I received a letter recently from a Government Department, advising me of the steps to take to re-assign some information from my previous address to my new one.

Good gracious – it looks like Obfuscation is catching! Politicians and Bureaucrats are the masters, and the husband also claims that manufacturers of self-assembled furniture from foreign climes are also up there with them.

Good old obfuscation – the art of saying everything when actually saying nothing! Or, as the Urban Dictionary puts it:

To totally obscure with non-germane information in a verbose manner, with the intent to provide a non-answer, and provide total befuddlement.

My letter was a perfect example of obfuscation at work – a relatively simple task turned into a monumental exercise in interpretation.

First I sat down and quickly read through it, I was positive and alert and had my coffee; therefore I assumed that I would understand the procedure and the problem would soon be fixed. Then I re-read the letter – twice. Then I called for back-up.

Finally – after about an hour I thought I understood what it was I had to do, and what information and documentation I was required to supply.

As an aside – have you ever tried to find obscure pieces of information, like proof of registration completed ten years ago, just three weeks after a removal. I must admit that there are still boxes waiting to be unpacked in the garage.

Anyway – armed with my new understanding I delivered myself and my supporting information to the place I thought I should be at – only to find how wrong I was!

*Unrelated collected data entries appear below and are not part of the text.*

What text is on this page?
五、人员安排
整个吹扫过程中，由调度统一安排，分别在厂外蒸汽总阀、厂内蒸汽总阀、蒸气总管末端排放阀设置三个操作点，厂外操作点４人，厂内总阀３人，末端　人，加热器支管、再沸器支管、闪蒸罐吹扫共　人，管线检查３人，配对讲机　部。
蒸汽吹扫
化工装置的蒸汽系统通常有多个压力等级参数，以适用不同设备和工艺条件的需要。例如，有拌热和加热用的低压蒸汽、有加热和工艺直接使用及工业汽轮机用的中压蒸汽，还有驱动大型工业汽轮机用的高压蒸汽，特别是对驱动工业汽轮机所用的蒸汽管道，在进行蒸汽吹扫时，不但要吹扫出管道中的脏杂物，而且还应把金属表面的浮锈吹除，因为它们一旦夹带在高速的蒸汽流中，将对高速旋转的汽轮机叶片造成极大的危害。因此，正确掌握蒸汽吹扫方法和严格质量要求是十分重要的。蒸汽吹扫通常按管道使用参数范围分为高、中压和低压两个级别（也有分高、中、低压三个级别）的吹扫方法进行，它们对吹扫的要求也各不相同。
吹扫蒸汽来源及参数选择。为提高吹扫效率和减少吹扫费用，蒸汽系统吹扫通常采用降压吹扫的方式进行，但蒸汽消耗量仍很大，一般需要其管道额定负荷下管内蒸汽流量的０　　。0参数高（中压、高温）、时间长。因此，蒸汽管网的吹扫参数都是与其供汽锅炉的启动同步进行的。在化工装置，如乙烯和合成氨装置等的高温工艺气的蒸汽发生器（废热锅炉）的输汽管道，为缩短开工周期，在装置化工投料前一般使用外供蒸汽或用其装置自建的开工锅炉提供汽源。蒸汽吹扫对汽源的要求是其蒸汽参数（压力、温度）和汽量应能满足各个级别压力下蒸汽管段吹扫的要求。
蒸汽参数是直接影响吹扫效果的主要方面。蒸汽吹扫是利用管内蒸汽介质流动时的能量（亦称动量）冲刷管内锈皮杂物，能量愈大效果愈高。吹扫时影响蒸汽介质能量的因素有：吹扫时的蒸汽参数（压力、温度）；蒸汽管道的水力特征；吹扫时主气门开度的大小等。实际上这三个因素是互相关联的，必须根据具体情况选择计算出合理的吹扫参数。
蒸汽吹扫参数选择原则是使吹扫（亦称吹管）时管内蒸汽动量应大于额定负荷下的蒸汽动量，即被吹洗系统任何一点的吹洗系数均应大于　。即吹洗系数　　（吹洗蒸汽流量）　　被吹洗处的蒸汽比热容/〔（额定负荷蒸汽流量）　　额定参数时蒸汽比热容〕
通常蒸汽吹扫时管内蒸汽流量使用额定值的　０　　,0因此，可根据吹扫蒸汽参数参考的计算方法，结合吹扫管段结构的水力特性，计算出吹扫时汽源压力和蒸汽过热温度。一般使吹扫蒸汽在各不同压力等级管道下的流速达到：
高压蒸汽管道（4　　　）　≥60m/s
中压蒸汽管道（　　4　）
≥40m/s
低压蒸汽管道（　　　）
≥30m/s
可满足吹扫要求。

I won’t follow the saga any further, I am sure that each one of you has a tale to tell of departmental obfuscation – and I merely highlight mine to give an example of what I detest in petty Bureaucrats

I have always stated that in my opinion, those who have a responsibility to inform the public of decisions, to give instructions or to give advice, have a ‘duty of care’. It is their duty to ensure that they communicate what they have to say clearly, concisely and without confusion.

But do they? Of course not!

This is not a new problem, Charles Dickens in Little Dorrit wrote about the Victorian version of obfuscation – The Circumlocution Office which is a place of endless confusion. Forms need to be filled in to request permission to fill in more forms. Sounds familiar doesn’t it – but this was in 1856!

I can assure you that things were not much better when I had my very, very short career in the civil service in UK – in 1954 Sir Ernest Gowers produced his book “The Complete Plain Words” in protest against what he called “excessive verbiage” in documents created by British Government Departments. It was still around when I signed up!

And as Australia prides itself in outperforming their ancient rivals the British, even in this they have surpassed and exceeded them.

So I doubt that my little dummy spit will change things. But I have to relieve my frustration with the stupidity of some of these documents one way or another.

So if any of you reading this diatribe, actually have any influence in any government department (although one may ask ‘Does anyone actually have any influence with them?’) – then please remind them of this:

The public depend on you for simple, clear instruction on how to do things. They are not impressed with your department’s knowledge of obscure terminology – and we do not know what the Department knows, and therefore need to have it spelled out to us in easy to understand basic words.

I assure you that if we actually received a letter which was simple, easy to understand with basic instruction that covered the whole procedure; your job would not be in jeopardy! We would love you for it, and fight to keep you gainfully employed for the rest of your life.

I, personally, would man the barricades; placard in hand announcing the rarity of your erudition and demanding security of tenure!

Oh for heaven’s sake obfuscation is contagious!

Rant over – but just to give an excellent example of obfuscation at work I turn to that master of government satire, George Orwell : he wrote:

“Objective consideration of contemporary phenomena compels the conclusion that success or failure in competitive activities exhibits no tendency to be commensurate with innate capacity, but that a considerable element of the unpredictable must be taken into account.”

Now you might be able to work out the meaning – but for a perfectly beautiful translation, turn to the Bible, Ecclesiastes Chapter 9, verse 11 – particularly in the King James’s version.

However, this race is indeed to be won by the swift (Hint) – so I must rapidly deploy to my place of employment or else – in other words I am late for work.